I spent yesterday morning browsing at TYPE Books, which is one of the best bookshops in the city. We love TYPE because it carries a selection of publications that have been produced by creative, independent publishers.
I picked up The Selves by Sonja Ahlers, which was recently published by Drawn and Quarterly. Drawn and Quarterly is a publishing company based in Montreal that specializes in comic books and other graphic works. The Selves defies any simple catagory; it looks like an artist’s book, feels like a zine and is described by Ahlers as ‘a feminist scrapbook’ on her website.
Art History is a concept store nestled in the heart of Queen Street West, just a block or two east of The Drake Hotel. Inside you’ll find what you’ve always dreamed a garage sale could be: china sets, clothes, glassware, zines, jewelry, ashtrays and trinkets galore!

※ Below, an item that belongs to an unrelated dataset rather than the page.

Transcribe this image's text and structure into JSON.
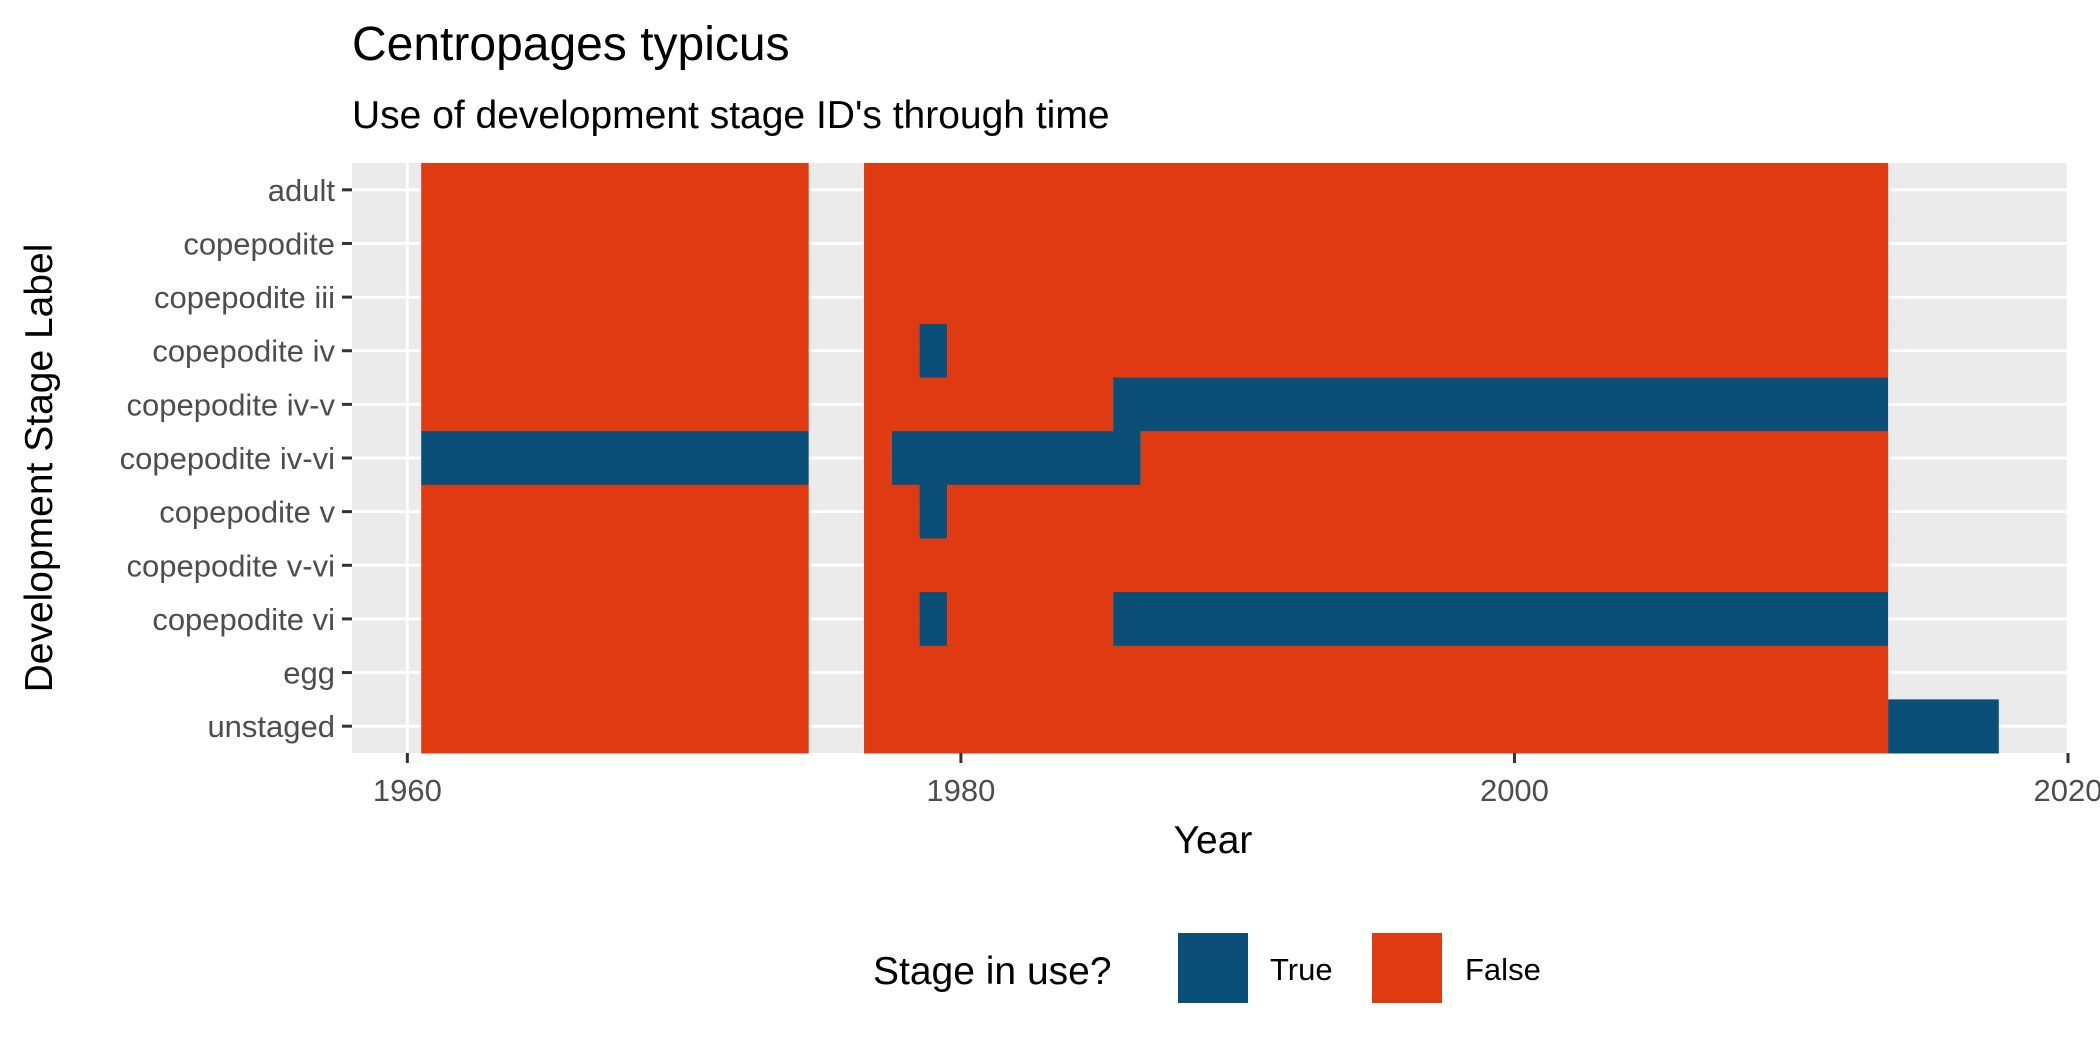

Nostalgia, vintage and hand-made reign.
Remember the not so distant past, when the inane chatter we now send in the form of texts and tweets was hand-written and passed secretly in the classroom? Local artist Tara Bursey has commemorated the art of note-writing with her Ninth Grade Notes Project. You can buy photocopied notes circa 1995 from the cash for $2. I bought Note #5 and a vintage green polka-dotted silk scarf.

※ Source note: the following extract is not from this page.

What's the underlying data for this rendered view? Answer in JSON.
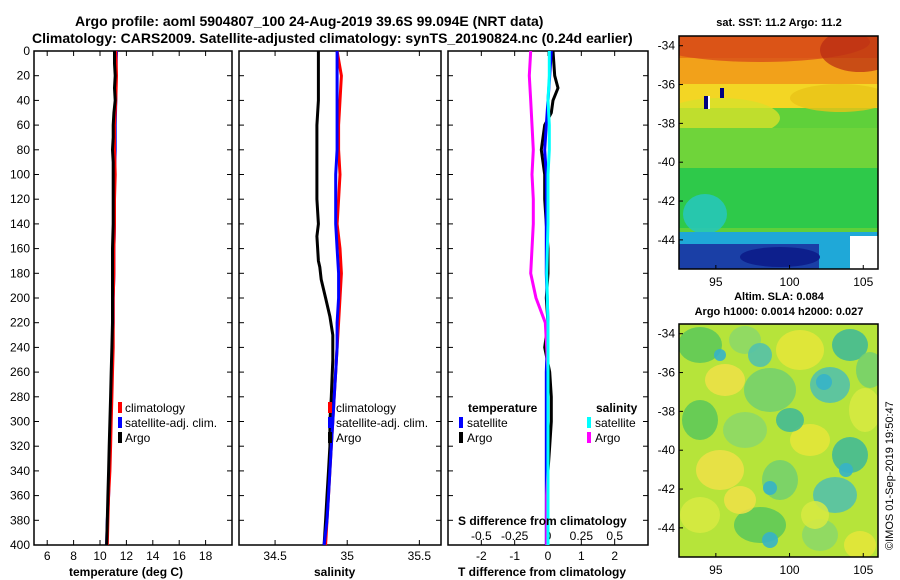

This morning I wandered around the Sunday Antique Market at Front and Jarvis. The market’s unspoken speciality is Canadiana, and I was lucky enough to spot this book at one of the stalls! Published in 1978, Toronto The Good features historical photographs of the city sourced at the Metropolitan Toronto central library on Yonge Street, which is now referred to as the Toronto Reference Library. I plan to post historical photographs of The Good periodically.
I also purchased a working Polaroid camera for $15.00, an issue of Maclean’s Magazine from 1946, a few Montreal Expo 1967 postcards, and some wicked vintage buttons! Happiness.

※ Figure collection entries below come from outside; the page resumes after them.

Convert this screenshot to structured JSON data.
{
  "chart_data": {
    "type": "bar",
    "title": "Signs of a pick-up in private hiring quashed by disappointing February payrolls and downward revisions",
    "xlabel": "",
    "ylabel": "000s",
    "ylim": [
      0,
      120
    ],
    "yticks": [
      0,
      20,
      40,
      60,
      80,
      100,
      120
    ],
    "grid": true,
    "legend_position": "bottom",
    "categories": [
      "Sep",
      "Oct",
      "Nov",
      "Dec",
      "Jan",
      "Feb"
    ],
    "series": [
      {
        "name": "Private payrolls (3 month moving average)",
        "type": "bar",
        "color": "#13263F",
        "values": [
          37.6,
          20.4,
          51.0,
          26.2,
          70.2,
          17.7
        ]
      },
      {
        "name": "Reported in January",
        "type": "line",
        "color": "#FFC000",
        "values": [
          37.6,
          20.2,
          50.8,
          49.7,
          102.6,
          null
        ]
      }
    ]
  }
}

On display at Birch Libralato is an eerily beautiful suit of photographs by Toronto-based artist Toni Hafkenscheid. The exhibition is aptly titled ‘Relics of the Future’ as it considers the faded legacies of dated monuments and infastructure projects.
Highlights for me include a photograph of the Niagara Falls Tower (2009) against an inky blue evening sky, and one of the Trenton Plane (2010), which reminds me of road trips east along HWY 401. Both works recall the now lost optimistic spirit that drastically changed the face of Canada’s architectural landscape in the 1960s.
Thanks to his use of the tilt-shift technique, Hafkenscheid’s photographs are like soft-focus memories whose subjects are at once personal and linked the popular imagination. One particularly puzzling effect of tilt-sift is that all photographed objects and scenes appear miniature in size, like toys or scale models. The nostalgic pangs we feel looking at Hafkensheid’s photographs are thus strongly linked to the loss of childhood play.
We adopted Toronto’s historical nickname, the good, for our blog because it aptly describes both what’s frustrating and wonderful about this city. The nickname has long described Toronto’s conservatism and propriety. With our blog, we’re hoping to reclaim the derogatory moniker and shed light on those striving to make the good a great place to live. Our community of artists, designers, musicians and the like should be celebrated. There’s a vibrant arts scene here that goes unnoticed to outsiders and we’d like to bring attention to it. The good is about community, sharing and everything that’s cool about this place.